Dans une décision jugée « urgente », relayée notamment par des sources proches du ministère de l’Intérieur, les partis concernés sont accusés d’activités jugées contraires à l’ordre républicain. Il s’agit notamment de :
- PPRD, de Joseph Kabila
- LGD, de Matata Ponyo
- Piste pour l’Émergence, de Seth Kikuni
- AAP, de Théophile Mbemba
- UDA, de Claudel André Lubaya
- MPCR, de Jean-Claude Vuemba
- ATD, de José Makila
- MLP, de Franck Diongo
- Et une coalition de formations : COFEDEC, PNEC, UPC et ADCP
Le ministre de l’Intérieur aurait par ailleurs saisi le Conseil d’État afin d’initier une procédure de dissolution de tous ces partis politiques, selon des informations concordantes.
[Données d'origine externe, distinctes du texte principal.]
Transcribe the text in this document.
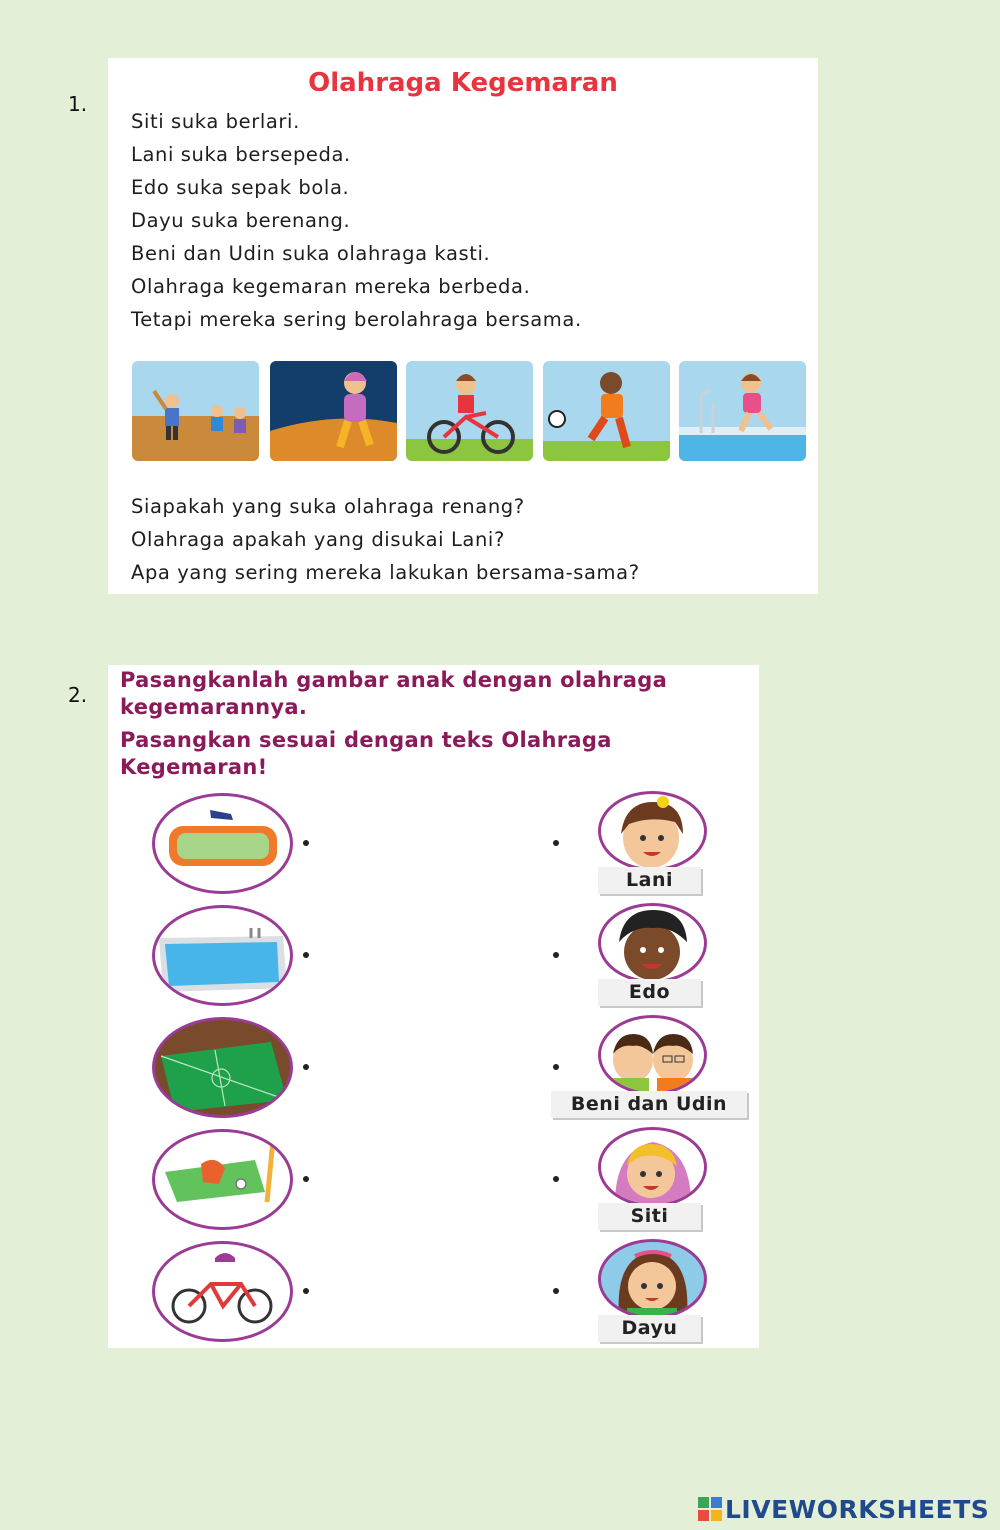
1.
Olahraga Kegemaran
Siti suka berlari.
Lani suka bersepeda.
Edo suka sepak bola.
Dayu suka berenang.
Beni dan Udin suka olahraga kasti.
Olahraga kegemaran mereka berbeda.
Tetapi mereka sering berolahraga bersama.
Siapakah yang suka olahraga renang?
Olahraga apakah yang disukai Lani?
Apa yang sering mereka lakukan bersama-sama?
2.
Pasangkanlah gambar anak dengan olahraga
kegemarannya.
Pasangkan sesuai dengan teks Olahraga
Kegemaran!
Lani
Edo
Beni dan Udin
Siti
Dayu
LIVEWORKSHEETS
Cette mesure radicale suscite déjà des réactions dans les milieux politiques et sur les réseaux sociaux, certains dénonçant une dérive autoritaire, tandis que d’autres y voient une réponse à une menace politique présumée.
L’opposition réunie autour de Nairobi promet de faire entendre sa voix dans les prochaines heures.